Из кусочков ткани, оставшейся от мирного времени, старых платьев, брошенного в развалках солдатского нижнего белья, мама на старой доброй швейной машинке фирмы «Зингер» шила бюстгальтеры, женские панталоны и трусики, носовые платки, салфетки. Все это бабушка грузила на двухколесную тачку и отправлялась в длительный вояж по деревням вблизи Севастополя, менять на продукты. Спрос на швейные изделия был, ведь никакие магазины не работали. Обмен шел на овощи и кукурузу. Уставшая, но с полной тачкой добра моя дорогая бабушка Мария Васильевна возвращалась домой. Порой она отсутствовала несколько суток. Переживания и волнения нарастали с каждым днем ее отсутствия. Лихие времена, люди пропадали тихо и незаметно.

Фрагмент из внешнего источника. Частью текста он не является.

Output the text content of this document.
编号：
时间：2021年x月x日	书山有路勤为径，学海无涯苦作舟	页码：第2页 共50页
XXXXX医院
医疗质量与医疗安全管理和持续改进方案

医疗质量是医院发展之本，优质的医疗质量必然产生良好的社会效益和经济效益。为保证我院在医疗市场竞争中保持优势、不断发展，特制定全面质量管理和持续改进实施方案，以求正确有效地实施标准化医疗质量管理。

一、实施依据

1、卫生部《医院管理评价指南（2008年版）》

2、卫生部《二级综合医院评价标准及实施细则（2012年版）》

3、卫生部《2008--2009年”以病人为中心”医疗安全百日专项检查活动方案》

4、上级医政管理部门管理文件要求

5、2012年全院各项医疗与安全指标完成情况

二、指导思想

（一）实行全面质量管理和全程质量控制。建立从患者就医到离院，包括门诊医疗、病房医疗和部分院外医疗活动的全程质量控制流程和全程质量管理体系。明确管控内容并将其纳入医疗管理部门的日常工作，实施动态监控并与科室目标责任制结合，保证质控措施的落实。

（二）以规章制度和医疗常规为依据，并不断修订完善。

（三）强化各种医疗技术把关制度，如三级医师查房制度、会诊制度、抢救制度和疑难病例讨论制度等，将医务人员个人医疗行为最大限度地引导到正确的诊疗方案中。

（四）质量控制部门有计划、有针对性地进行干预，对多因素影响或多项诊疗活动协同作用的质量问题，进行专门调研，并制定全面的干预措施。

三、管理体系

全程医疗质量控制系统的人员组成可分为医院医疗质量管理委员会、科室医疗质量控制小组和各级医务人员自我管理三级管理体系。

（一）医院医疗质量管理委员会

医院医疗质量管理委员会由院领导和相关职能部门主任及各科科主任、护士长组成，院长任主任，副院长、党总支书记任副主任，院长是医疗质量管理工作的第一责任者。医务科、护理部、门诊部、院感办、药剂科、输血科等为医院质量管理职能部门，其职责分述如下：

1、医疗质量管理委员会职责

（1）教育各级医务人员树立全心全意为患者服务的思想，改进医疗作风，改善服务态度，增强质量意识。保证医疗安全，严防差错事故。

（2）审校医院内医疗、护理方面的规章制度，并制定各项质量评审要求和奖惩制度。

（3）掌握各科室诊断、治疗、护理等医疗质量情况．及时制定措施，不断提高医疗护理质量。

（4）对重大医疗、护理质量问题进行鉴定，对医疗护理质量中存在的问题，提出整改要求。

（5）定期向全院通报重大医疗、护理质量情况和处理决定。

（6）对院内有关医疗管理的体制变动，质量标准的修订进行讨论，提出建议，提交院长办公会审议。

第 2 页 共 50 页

К причалам Минной стенки иногда подходили морские транспорты из Румынии. Цыганистые вороватые румынские солдаты к обмену наших хороших вещей на их продукты были всегда готовы. Только вот немецкие часовые на пирсе бдительно следили за порядком, и обмен совершался где-то в стороне, за углом, в закоулке. Сарафанное радио сообщило: пришел большой румынский корабль. Мама решилась идти менять единственную ценность, два куска толстой свиной кожи фабричной выделки, вероятно, годные на подметки. Торг с плюгавым румынским солдатиком шел к положительному завершению, как вдруг появился немецкий жандарм. Прозвучало: «Век!». Румыну – по заднице прикладом, а маму, под конвоем в город. Необходимо было избавиться от вещдоков – двух кусков кожи, завернутых в тряпку. При повороте за угол мама бросила свою ношу назад, чтобы не видел часовой. Проклятая кожа при падении плашмя издала громкий шлепок. Немец зло заверещал, велел вернуться и поднять, а потом отобрал злосчастный узелок. Мама была доставлена в жандармерию. Велели ждать. Долго. Что пережила за это время молодая, неопытная, бывшая советская женщина? А лет ей было всего 28, а дома остались двое детей, мать, муж. Доведется ли свидеться?